En la actualidad, es bastante común sentirse tenso, triste o del mal humor debido a nuestras responsabilidades diarias.

Si no sabes cómo hacer frente a esa situación y no puedes darle solución por ti mismo, sin duda alguna, una de las mejores alternativas para aliviar esa tensión y conseguir una mayor estabilidad mental es practicar meditación a diario.

Como meditarSon muchos los quehaceres diarios los que tenemos que hacer frente, y, cada vez resulta más complicado mantener un estado de ánimo adecuado y estable, debido a nuestras responsabilidades.

Es por ésta razón, por la que la meditación se ha convertido en una de las prácticas de moda para conseguir y mantener el equilibrio personal. De hecho, diversos estudios demuestran que la meditación resulta la herramienta perfecta y el complemento para recuperar y conservar un equilibrio entre cuerpo y mente.

Pero, ¿En qué consiste la meditación exactamente?

Como ya hemos visto anteriormente, la meditación consiste en introducirnos de lleno en nuestro propio interior, con el objetivo de analizar y conocer cuáles son nuestra deficiencias, tanto psicológicas, como físicas ó emocionales. Esto es así porque, una vez que nos conozcamos por dentro, podremos iniciar la etapa de nuestra recuperación total.

¿Qué tengo que hacer para prepararme para la meditación?

Existen técnicas diferentes de meditación, pero, a continuación vamos a explicarte una de las bases fundamentales en las que se asienta la meditación.

En primer lugar, debemos encontrar un lugar tranquilo de nuestra casa, y un momento en el que no suelan interrumpirte. En cualquier caso, la meditación puede desarrollarse no sólo en el interior, sino en el exterior de tu hogar, como por ejemplo, en un parque o en una sala con un grupo de personas que quieran realizarlo de la misma forma que tú.

Una vez que ya hayamos localizado un lugar tranquilo, el siguiente paso es adoptar una postura adecuada, manteniendo en todo momento la espalda recta y una posición relajada, en general. La posición de las manos puede ser la que más te guste, mientras no ejerzan ninguna fuerza. Por ejemplo, puedes tener las palmas boca arriba, apoyadas a la altura de las rodillas.

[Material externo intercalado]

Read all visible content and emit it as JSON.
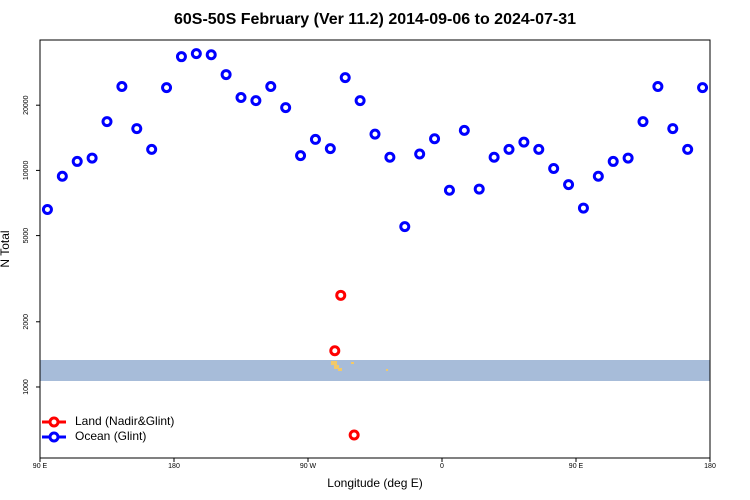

Después de controlar la postura, deberemos de trabajar la respiración. Mantener una respiración constante, profunda y relajada nos facilitará llegar a un nivel de concentración mayor.

Finalmente ¿Cómo se medita?

Una vez que controlamos la respiración, la postura y el lugar, por norma habitual puedes recitar un mantra mientras concentras la vista en un objeto o amuleto. Las sesiones, sobre todo si estás iniciándote en el campo de la meditación, deberían de ser inferiores a los 30 minutos.